Успокоившись насчет вчерашних неприятностей, Огюст решил к обеду явиться домой и в половине второго вышел со строительства.
Погода была в этот день такая же морозная и ясная, как накануне. В холодном голубом небе стояло холодное солнце. Снег казался разостланным по тротуару и мостовой чистым белым шелком. Он слегка скользил под ногами и не поскрипывал, а словно тихонько вздыхал от каждого шага.
Площадь была пустынна. Перед Мариинским дворцом, чудесным созданием Штакеншнейдера, не было в этот час ни одной кареты. Словно радуясь этому, дворец весь улыбался, его розовые стены и белые колонны светились в морозном воздухе.
Навстречу архитектору со стороны набережной ковылял какой-то старик в длинном пальто, с массивной палкой, на которую он почти ложился при каждом своем неверном шаге.
Когда Монферран поравнялся с ним, старик вдруг оступился, и Огюст едва успел подхватить его под локоть и поддержать.
– Благодарю! – слабым хрипловатым голосом пробормотал старик, кажется, с каким-то акцентом.
– Не стоит, сударь!
И архитектор повернул на набережную Мойки, но вдруг его догнал изумленный и почти испуганный возглас:
– Огюст!
Он поспешно обернулся. Старик стоял в нескольких шагах от него, всем телом подавшись следом за ним, одной рукой вцепившись в палку, другую вытянув вперед. Его растопыренные пальцы дрожали.
Монферран с изумлением всмотрелся, пытаясь понять, кто же этот человек, который окликнул его по имени…

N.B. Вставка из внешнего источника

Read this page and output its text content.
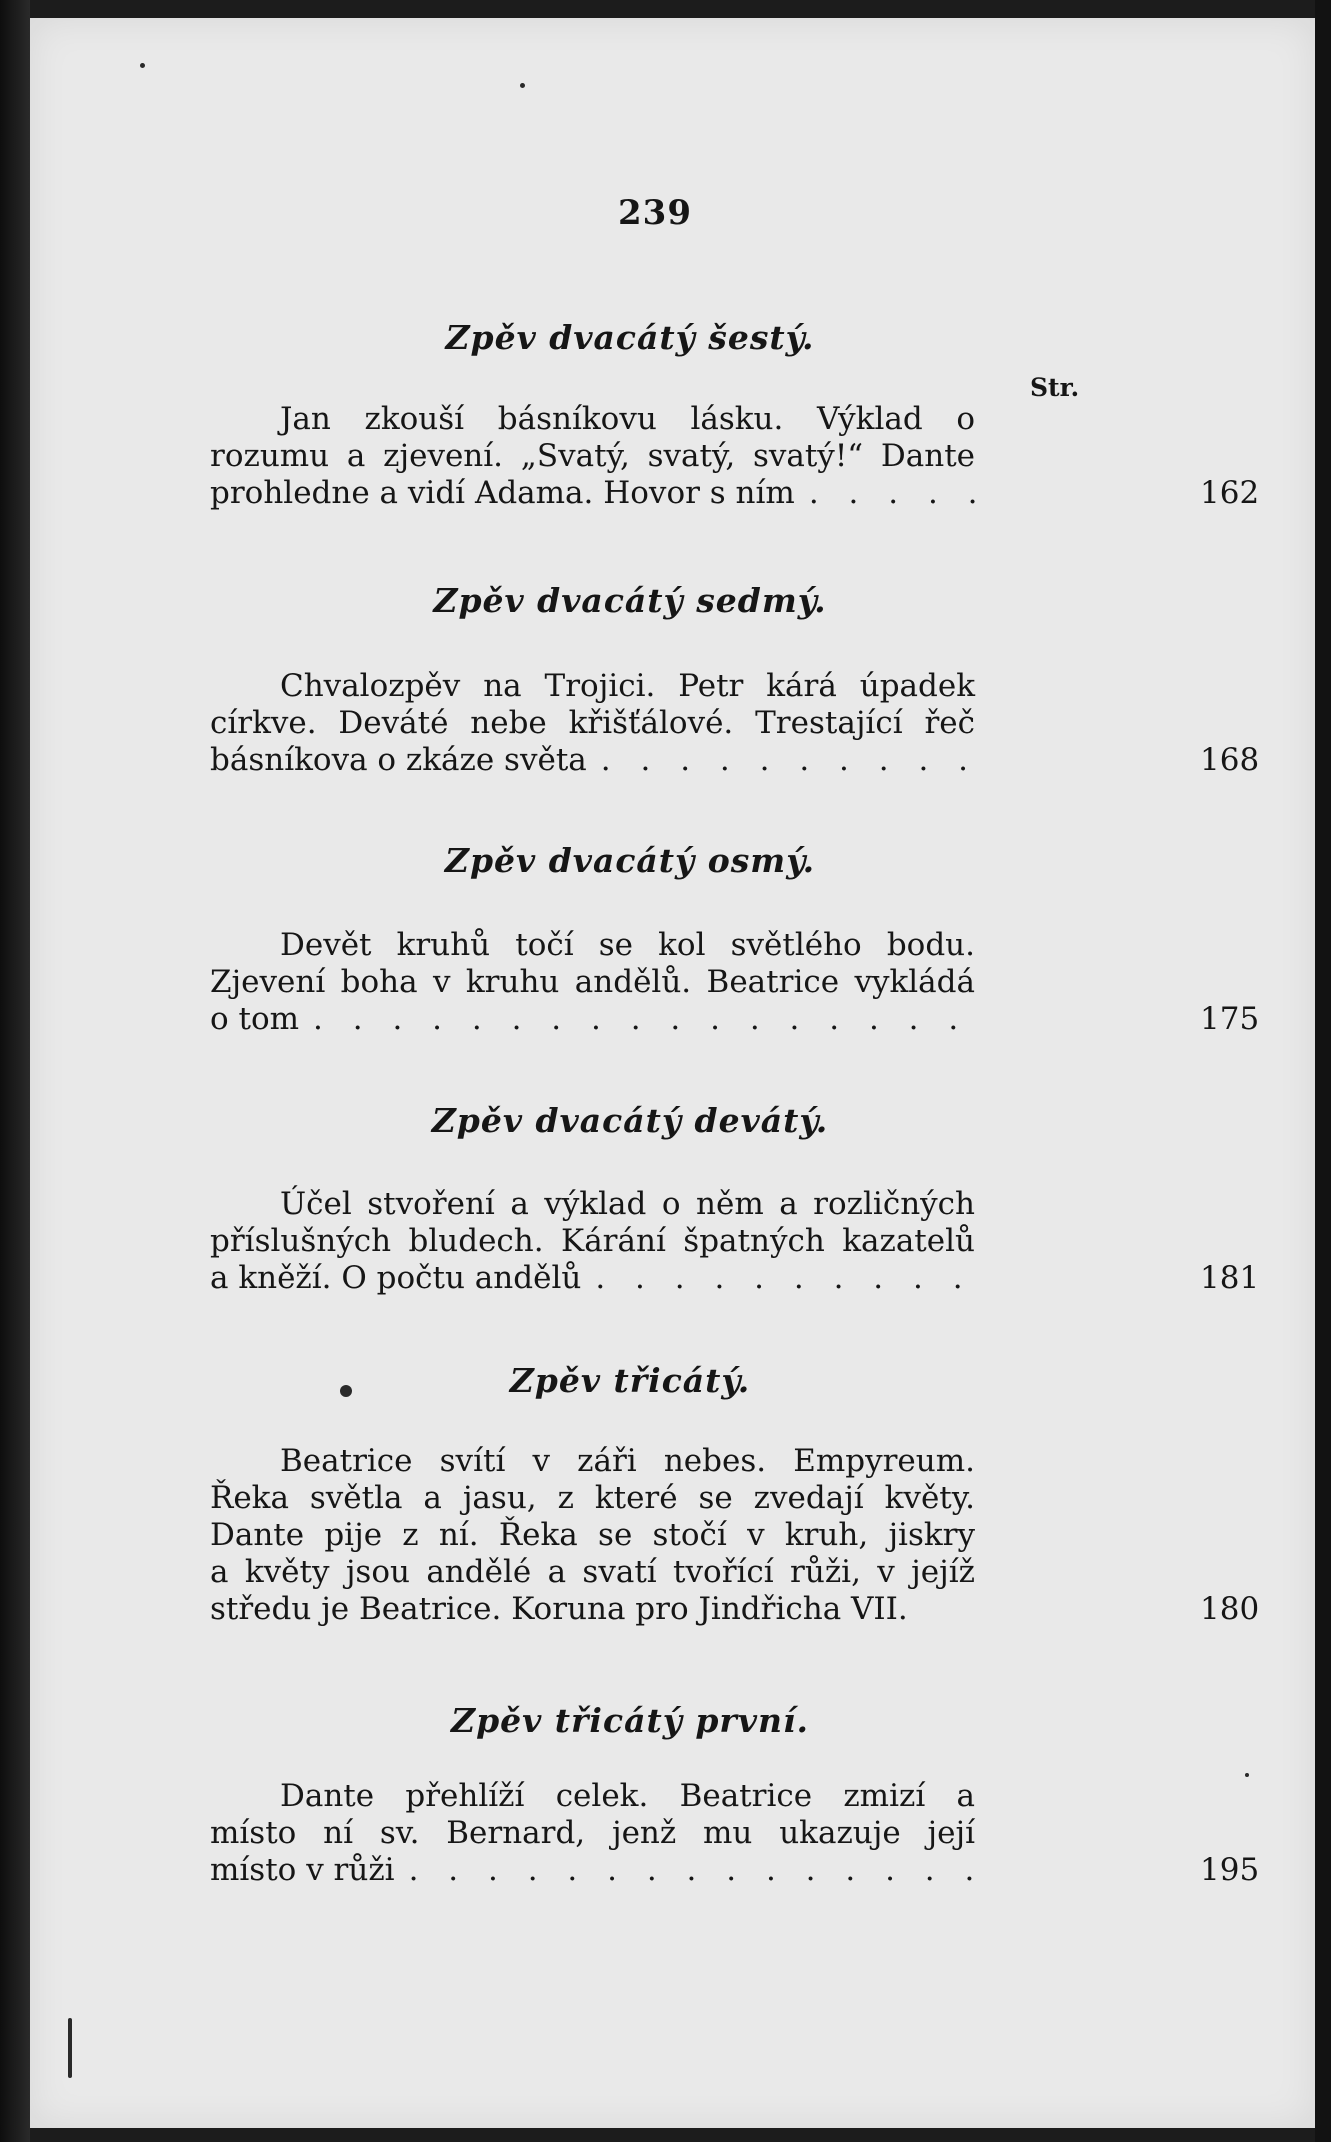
239
Str.
Zpěv dvacátý šestý.
Jan zkouší básníkovu lásku. Výklad o
rozumu a zjevení. „Svatý, svatý, svatý!“ Dante
prohledne a vidí Adama. Hovor s ním . . .	162
Zpěv dvacátý sedmý.
Chvalozpěv na Trojici. Petr kárá úpadek
církve. Deváté nebe křišťálové. Trestající řeč
básníkova o zkáze světa . . .	168
Zpěv dvacátý osmý.
Devět kruhů točí se kol světlého bodu.
Zjevení boha v kruhu andělů. Beatrice vykládá
o tom . . .	175
Zpěv dvacátý devátý.
Účel stvoření a výklad o něm a rozličných
příslušných bludech. Kárání špatných kazatelů
a kněží. O počtu andělů . . .	181
Zpěv třicátý.
Beatrice svítí v záři nebes. Empyreum.
Řeka světla a jasu, z které se zvedají květy.
Dante pije z ní. Řeka se stočí v kruh, jiskry
a květy jsou andělé a svatí tvořící růži, v jejíž
středu je Beatrice. Koruna pro Jindřicha VII.	180
Zpěv třicátý první.
Dante přehlíží celek. Beatrice zmizí a
místo ní sv. Bernard, jenž mu ukazuje její
místo v růži . . .	195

Лицо, желтеющее под лисьей шапкой, показалось ему совершенно незнакомым. Впалые морщинистые щеки, сухие губы, острые и вместе с тем безвольные складки возле рта. В провалах глазных впадин, между тяжелыми морщинистыми веками и синими водянистыми мешками – тусклые слезящиеся глаза, которые некогда были черными, теперь же сделались зеленоватыми, будто выцвели и полиняли.
Архитектор молчал, не зная, как обратиться к незнакомцу.
– Ты не узнаешь меня, Огюст? – спросил старик по-французски.
– Нет, мсье, – покачал головою Монферран.
– Неужели от меня совсем ничего не осталось? – В хриплом голосе старика послышалась обида. – Ну приглядись!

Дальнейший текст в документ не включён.